Balıkesir’in Sındırgı ilçesi merkezli 6.1 büyüklüğündeki deprem, Simav Fay Zonu’nun en batı kolu olan Sındırgı segmentinde normal faylanma mekanizmasıyla gerçekleşti. Eskişehir Teknik Üniversitesi Yer ve Uzay Bilimleri Enstitüsü Öğretim Üyesi Doç. Dr. Muammer Tün, depremin Eskişehir’de özellikle Hamamyolu gibi tarihi bölgelerde neden kuvvetli hissedildiğini değerlendirdi.

Doç. Dr. Tün, yerel zemin koşullarının etkisiyle beklenenden daha şiddetli hissedilmiş olabileceğini belirtti. “Bu bölgede yumuşak zemin yapısı nedeniyle deprem sarsıntıları daha yoğun algılanabiliyor,” dedi.

Marmara Depremiyle İlişkisi Yok

Depremin Marmara bölgesindeki büyük depremle ilişkili olup olmadığı sorusuna da yanıt veren Doç. Dr. Tün, “Simav Fay Zonu’ndaki bu 6.1 büyüklüğündeki depremin Marmara Depremi’ni tetiklemesi neredeyse mümkün değil. Geçmiş araştırmalar da bunu doğruluyor,” ifadelerini kullandı.

Bölgede geçmişte 6 ila 7 büyüklüğünde birçok deprem meydana geldiğini, artçıların ise bir süre daha süreceğini vurgulayan Tün, orta ve ağır hasarlı yapılara girilmemesi gerektiği uyarısında bulundu.

Doç. Dr. Tün, depremin sadece binalara değil altyapı, enerji, iletişim, ulaştırma ve su gibi birçok sisteme etkisi olduğunu hatırlattı. “Depremin etkilerini sanayi ve doğal ekosistemle birlikte bütüncül olarak değerlendirmemiz gerekiyor,” dedi.

6.1 büyüklüğündeki depremde, mühendislik hizmeti almış bir betonarme binanın yıkılmasının olağan olmadığını belirten Tün, “Yıkımın nedenleri yapı kusurları ya da zemin kaynaklı olabilir. Bunlar ayrıntılı şekilde incelenmeli,” diye konuştu.

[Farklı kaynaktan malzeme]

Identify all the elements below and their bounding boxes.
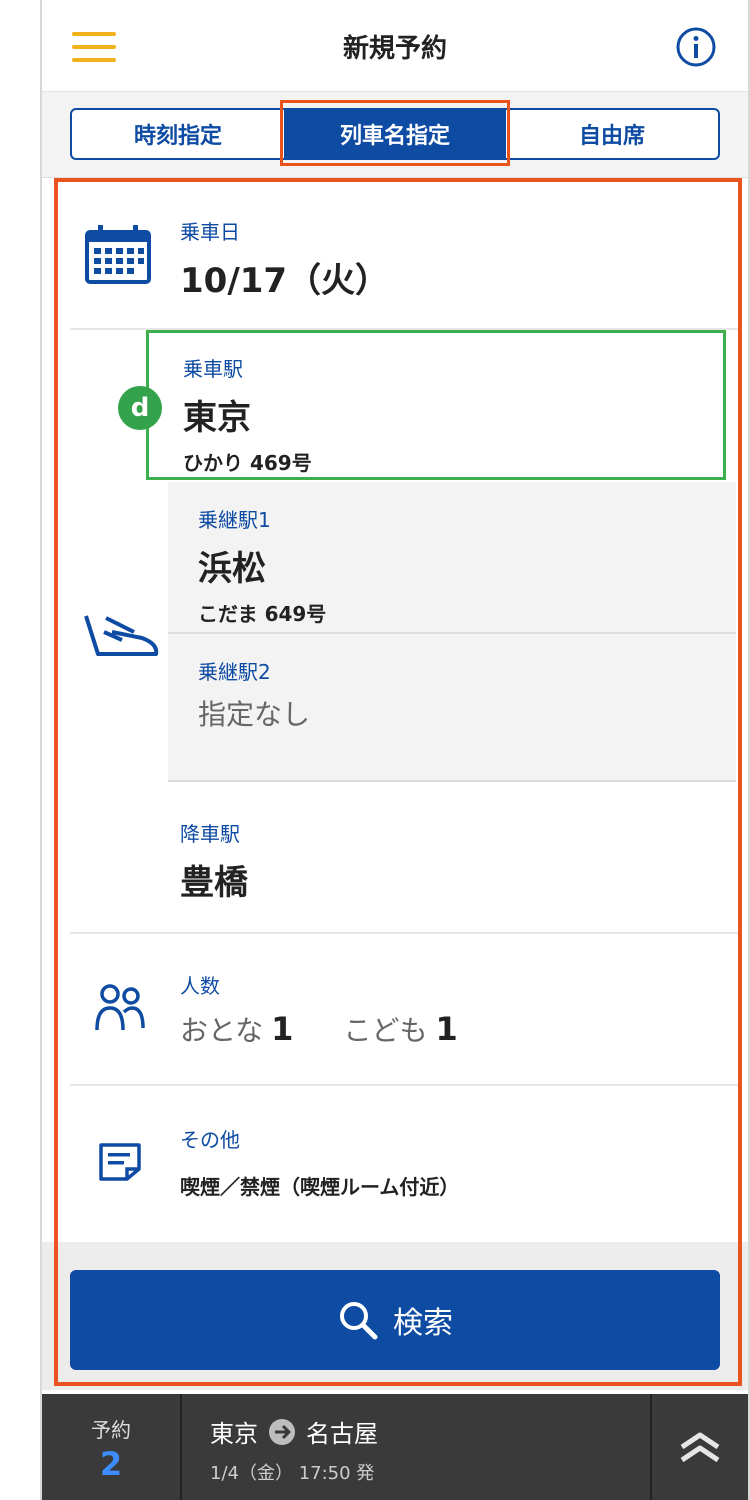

Eskişehir Fay Zonu ve Deprem Riski

Eskişehir’in kendine özgü bir fay zonu bulunduğunu belirten Doç. Dr. Tün, “Simav Fay Zonu’ndaki deprem çevredeki faylara belli oranda stres aktarabilir; ancak Eskişehir Fay Zonu’yla doğrudan bir ilişki söz konusu değil,” dedi.

1956 yılında Eskişehir’de yaşanan 6.3 büyüklüğündeki depremin 70-90 yılda bir tekrarlanabileceğinin öngörüldüğünü hatırlatan Tün, “Buna rağmen yarın olacakmış gibi hazırlıklı olmamız gerekiyor,” diyerek İl Afet Risk Azaltma Planı’nın (İRAP) önemine vurgu yaptı.

Depreme Hazırlık İçin Bireysel ve Toplumsal Farkındalık Şart

Depremin bazı evlerde az, bazılarında ise çok şiddetli hissedilmesinin nedenlerini yerel zemin ve bina yapısal özelliklerine bağlayan Tün, Eskişehir’in genel olarak yumuşak zemin yapısına sahip olduğunu ve bu yüzden uzak depremlerde bile sarsıntıların kuvvetli hissedilebildiğini aktardı.

“Eskişehir depreme hazır mı?” sorusuna yanıt verirken, Doç. Dr. Tün “Hem bina hem şehir olarak yeterince hazırlıklı olduğumuzu düşünmüyorum,” dedi.

Ailelerin deprem öncesinde bir buluşma planı yapması gerektiğini belirten Tün, “Deprem anında iletişim hatlarının çökme riski yüksek. Bu nedenle nerede ve nasıl buluşacağımızı önceden konuşmalıyız,” tavsiyesinde bulundu.